Wednesday, September 27, 2006

And Why Not

Currently, birding for me is a pause; a break in the action of daily life. It’s the white space between the notes that define the music. It functions well in that capacity, particularly when I’ve been around folks who think wearing a tie can actually improve what you do or what you say.
These are the kinds of people who allow societal pressures define what they call a normal life. And they grow up to become corporate CEOs and the like. Maybe even lawyers and NASCAR drivers. I take pleasure in knowing I’ll never be burdened with unearned income, or tangled in the lines of golden parachutes. You only need a parachute when you’re on the way down, right?
So if you pass up a chance to play golf and talk more about what you’ve been talking about, incessantly, since you ate the quiche this morning, you’re suspect. And if you say you’re going birding, they look at you, not often straight on, but out of the corner of their eye. Their heads turn a bit, trying to assess the danger level. Flight or fight?
Yesterday I had just finished a speaking gig in West Palm Beach and was heading for Loxahatchee National Wildlife Refuge and a few hours of birding. One of the conference attendees ambushed me in the lobby of the overly plush Breakers Hotel. I never saw him coming. His green cap with matching logo shirt and shorts proved to be great camouflage. He stood behind the potted plants used to make the inside of the place artificially look like the outside. Why do they do that, then go to great efforts to keep out the bugs and other creatures?
“Great talk this morning. Wanna join us for some golf?”
“Ah, thanks. Nope.”
“We’ve got room for one more. We’re playing on the Ocean (something) course this afternoon.”
They never listen to your first answer.
“No, thanks. I’m going birding.”
And there was that look. He wanted to be sure no one saw him talking with a birder—whatever that was, or is.
“Aaaa, like bird watching? Why would you want to go out in this heat [96 degrees] and watch birds?”
The greatest of all philosophical questions—why.
And it’s so easily answered with the greatest of all philosophical answers—why not.
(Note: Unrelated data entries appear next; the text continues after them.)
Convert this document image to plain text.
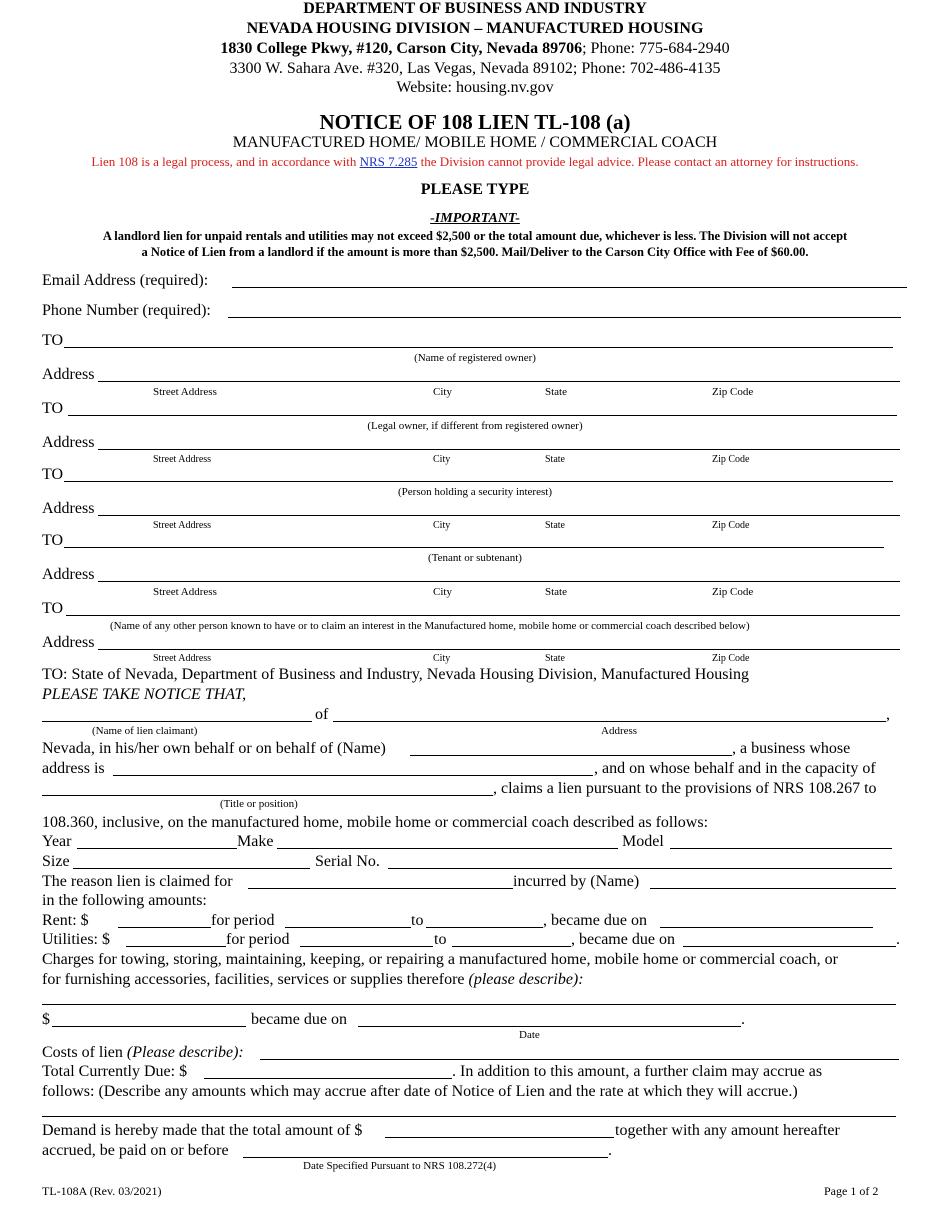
DEPARTMENT OF BUSINESS AND INDUSTRY
NEVADA HOUSING DIVISION – MANUFACTURED HOUSING
1830 College Pkwy, #120, Carson City, Nevada 89706; Phone: 775-684-2940
3300 W. Sahara Ave. #320, Las Vegas, Nevada 89102; Phone: 702-486-4135
Website: housing.nv.gov
NOTICE OF 108 LIEN TL-108 (a)
MANUFACTURED HOME/ MOBILE HOME / COMMERCIAL COACH
Lien 108 is a legal process, and in accordance with NRS 7.285 the Division cannot provide legal advice. Please contact an attorney for instructions.
PLEASE TYPE
-IMPORTANT-
A landlord lien for unpaid rentals and utilities may not exceed $2,500 or the total amount due, whichever is less. The Division will not accept
a Notice of Lien from a landlord if the amount is more than $2,500. Mail/Deliver to the Carson City Office with Fee of $60.00.
Email Address (required):
Phone Number (required):
TO
(Name of registered owner)
Address
Street Address	City	State	Zip Code
TO
(Legal owner, if different from registered owner)
Address
Street Address	City	State	Zip Code
TO
(Person holding a security interest)
Address
Street Address	City	State	Zip Code
TO
(Tenant or subtenant)
Address
Street Address	City	State	Zip Code
TO
(Name of any other person known to have or to claim an interest in the Manufactured home, mobile home or commercial coach described below)
Address
Street Address	City	State	Zip Code
TO: State of Nevada, Department of Business and Industry, Nevada Housing Division, Manufactured Housing
PLEASE TAKE NOTICE THAT,
of	,
(Name of lien claimant)	Address
Nevada, in his/her own behalf or on behalf of (Name)	, a business whose
address is	, and on whose behalf and in the capacity of
, claims a lien pursuant to the provisions of NRS 108.267 to
(Title or position)
108.360, inclusive, on the manufactured home, mobile home or commercial coach described as follows:
Year	Make	Model
Size	Serial No.
The reason lien is claimed for	incurred by (Name)
in the following amounts:
Rent: $	for period	to	, became due on
Utilities: $	for period	to	, became due on	.
Charges for towing, storing, maintaining, keeping, or repairing a manufactured home, mobile home or commercial coach, or
for furnishing accessories, facilities, services or supplies therefore (please describe):
$	became due on	.
Date
Costs of lien (Please describe):
Total Currently Due: $	. In addition to this amount, a further claim may accrue as
follows: (Describe any amounts which may accrue after date of Notice of Lien and the rate at which they will accrue.)
Demand is hereby made that the total amount of $	together with any amount hereafter
accrued, be paid on or before	.
Date Specified Pursuant to NRS 108.272(4)
TL-108A (Rev. 03/2021)	Page 1 of 2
I had a lot of smart-ass answers I could have used, such as, you’re going to go hit a little white ball around in this heat … That kind of stuff.
I’ve learned that just saying “why not” is usually enough. It gives the asker enough space to nod his head and slip away, feeling like he won the discussion, which is what it’s all about for these corporate-leader types—winning.
This guy didn’t cave. He hadn’t grappled to the top of his corporate heap by not knowing all the answers. “So, what do you expect to see out there?”
Hmmm. Was this an opportunity to educate, or just some dude passing time, waiting for a more likely golfing prospect?
Let’s educate, I thought. “Well, Loxahatchee is about the only place you can still find the endangered Snail Kite,” I said in my most pleasant, instructional tone of voice.
Oops, that did it. His eyes narrowed. He furtively glanced around, kind of bird-like. Still, he couldn’t let it go. “A bird called a snail?”
I could pull out the field guide … No, let’s quit wasting time. Go directly to smart-ass. “Nope. The bird is a kite. It eats snails. Apple snails, actually.”
Now he was cooked. He had to get in the last word, however. That’s what bosses do best. He knew he was dealing with someone who was loosely wrapped; potentially dangerous. “Ya know, none of those words make a bit of sense if you’re really talking about birds.”
I just grinned, raised my shoulders and bid him a tolerable day on the course.
He certainly made my day. So, maybe I bird to be able to have a bit of fun with corporate leaders.